Minnesota (2-12) at Washington (5-9) -- Native Americans favored by 6.5 -- There are a lot of games that should be canceled just to be polite. Last week Vikes RB Adrian Peterson gave a shout out to his Fantasy owners, saying he wanted to play for them. Yeah! But then Toby Gerhart stole 2 TDs from him. Boo!
    Jerry says: Native Americans but just by 3.
 
San Diego (7-7) at Detroit (9-5) -- Lions favored by 2.5 -- How many points will be scored in this one?

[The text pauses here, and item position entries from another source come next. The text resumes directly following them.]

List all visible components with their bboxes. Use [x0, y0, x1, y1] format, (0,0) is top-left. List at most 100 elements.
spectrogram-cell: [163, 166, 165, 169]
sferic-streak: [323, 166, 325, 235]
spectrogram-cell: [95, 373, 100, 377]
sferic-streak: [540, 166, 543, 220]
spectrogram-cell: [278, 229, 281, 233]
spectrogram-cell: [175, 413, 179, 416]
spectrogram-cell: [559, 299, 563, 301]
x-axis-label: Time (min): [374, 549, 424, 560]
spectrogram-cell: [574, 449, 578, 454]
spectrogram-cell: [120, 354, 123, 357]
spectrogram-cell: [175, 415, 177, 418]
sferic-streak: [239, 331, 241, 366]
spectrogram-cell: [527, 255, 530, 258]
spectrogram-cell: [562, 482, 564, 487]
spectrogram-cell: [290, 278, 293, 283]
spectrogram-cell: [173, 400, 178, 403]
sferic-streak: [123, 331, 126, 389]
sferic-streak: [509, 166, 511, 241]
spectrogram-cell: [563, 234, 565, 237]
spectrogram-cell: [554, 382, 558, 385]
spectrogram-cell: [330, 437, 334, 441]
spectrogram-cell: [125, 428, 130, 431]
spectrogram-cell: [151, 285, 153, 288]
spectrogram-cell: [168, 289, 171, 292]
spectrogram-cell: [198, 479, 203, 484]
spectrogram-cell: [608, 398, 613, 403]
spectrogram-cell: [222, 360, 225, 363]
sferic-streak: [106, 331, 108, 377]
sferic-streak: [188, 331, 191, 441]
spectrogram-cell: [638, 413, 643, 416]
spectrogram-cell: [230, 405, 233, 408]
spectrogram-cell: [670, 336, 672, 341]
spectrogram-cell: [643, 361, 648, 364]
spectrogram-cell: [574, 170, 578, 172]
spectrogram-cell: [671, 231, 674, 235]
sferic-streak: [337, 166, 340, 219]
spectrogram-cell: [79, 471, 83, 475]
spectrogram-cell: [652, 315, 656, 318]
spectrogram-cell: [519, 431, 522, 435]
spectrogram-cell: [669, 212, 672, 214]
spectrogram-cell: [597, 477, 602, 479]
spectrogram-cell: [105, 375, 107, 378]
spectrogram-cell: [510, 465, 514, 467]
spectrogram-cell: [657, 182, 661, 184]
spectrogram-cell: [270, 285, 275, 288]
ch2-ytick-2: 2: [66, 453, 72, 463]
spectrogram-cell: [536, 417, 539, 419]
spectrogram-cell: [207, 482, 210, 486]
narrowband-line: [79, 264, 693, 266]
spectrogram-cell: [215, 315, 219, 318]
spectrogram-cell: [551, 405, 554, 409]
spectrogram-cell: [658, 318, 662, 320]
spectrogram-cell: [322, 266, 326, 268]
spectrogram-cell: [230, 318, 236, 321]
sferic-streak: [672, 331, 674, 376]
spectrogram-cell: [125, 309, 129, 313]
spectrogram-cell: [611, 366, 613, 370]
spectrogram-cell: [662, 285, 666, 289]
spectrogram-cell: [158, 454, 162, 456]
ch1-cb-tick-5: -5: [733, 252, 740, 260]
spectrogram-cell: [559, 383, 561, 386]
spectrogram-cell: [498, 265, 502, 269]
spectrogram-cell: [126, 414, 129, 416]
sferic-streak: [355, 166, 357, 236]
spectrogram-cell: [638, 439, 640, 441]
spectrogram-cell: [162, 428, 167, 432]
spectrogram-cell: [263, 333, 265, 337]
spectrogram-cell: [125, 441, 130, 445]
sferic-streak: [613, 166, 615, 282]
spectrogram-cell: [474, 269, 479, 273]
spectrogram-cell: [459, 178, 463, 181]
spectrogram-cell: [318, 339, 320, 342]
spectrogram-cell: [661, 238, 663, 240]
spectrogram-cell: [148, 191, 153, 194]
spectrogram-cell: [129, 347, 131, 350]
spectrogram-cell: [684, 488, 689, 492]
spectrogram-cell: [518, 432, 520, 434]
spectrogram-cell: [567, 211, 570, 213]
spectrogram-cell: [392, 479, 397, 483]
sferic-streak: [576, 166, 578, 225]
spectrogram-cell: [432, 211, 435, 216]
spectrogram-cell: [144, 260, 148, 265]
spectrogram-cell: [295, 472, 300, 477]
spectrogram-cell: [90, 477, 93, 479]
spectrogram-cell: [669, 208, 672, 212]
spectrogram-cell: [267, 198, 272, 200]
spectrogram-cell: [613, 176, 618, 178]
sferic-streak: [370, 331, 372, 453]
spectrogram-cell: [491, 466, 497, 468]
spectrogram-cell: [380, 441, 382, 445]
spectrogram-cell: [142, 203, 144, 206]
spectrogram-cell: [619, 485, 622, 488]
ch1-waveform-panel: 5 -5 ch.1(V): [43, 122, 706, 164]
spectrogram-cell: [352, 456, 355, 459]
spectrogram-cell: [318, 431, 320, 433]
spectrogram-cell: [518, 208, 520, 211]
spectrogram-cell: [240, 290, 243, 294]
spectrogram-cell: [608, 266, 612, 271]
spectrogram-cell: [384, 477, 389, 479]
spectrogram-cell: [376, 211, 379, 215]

In last 2 weeks, Chargers have won by combined 71-25 while Lions have won by combined 62-55. The fact Chargers may be able to play just a little D could be difference.
    Jerry says: In a "Defensive-Struggle" Upset Special, Chargers by 3.
 
Philadelphia (6-8) at Dallas (8-6) -- Cowboys favored by 1.5 -- Last week Deion Sanders won our "Broadcaster of the Year" award for asking Dallas QB Tony Romo the following opening question: "Who gets in your butt?" Not that's how to interview a guy. (Romo politely passed.)
    Jerry says: (You saw this coming, right?) In an In-Your-Butt Upset Special, Eagles by 3.
 
San Francisco (11-3) at Seattle (7-7) -- Niners favored by 2.5 -- Really tough call. Niners on very short week after big win vs. Steelers, while SeaTurkeys have quietly won last 3 by combined 99-41. And they love playing at home.
    Jerry says: Niners by 9 but don't count on it.
 
Chicago (7-7) at Green Bay (13-1) -- Christmas Night Special -- Cheeseheads favored by 12 -- Ho-Ho-Ho.
    Jerry says: Cheeseheads by 21 days of Christmas.
 
Atlanta (9-5) at New Orleans (11-3) -- Night After Christmas Special -- Saints favored by 6.5 -- Another probably scoring feast. Falcons won last 2 by combined 72-37 and Saints won their last 2 by combined 64-27. Chances are that last score wins.
    Jerry says: Saints but just by last-second 3.
 
Merry Christmas to all and to all a good week!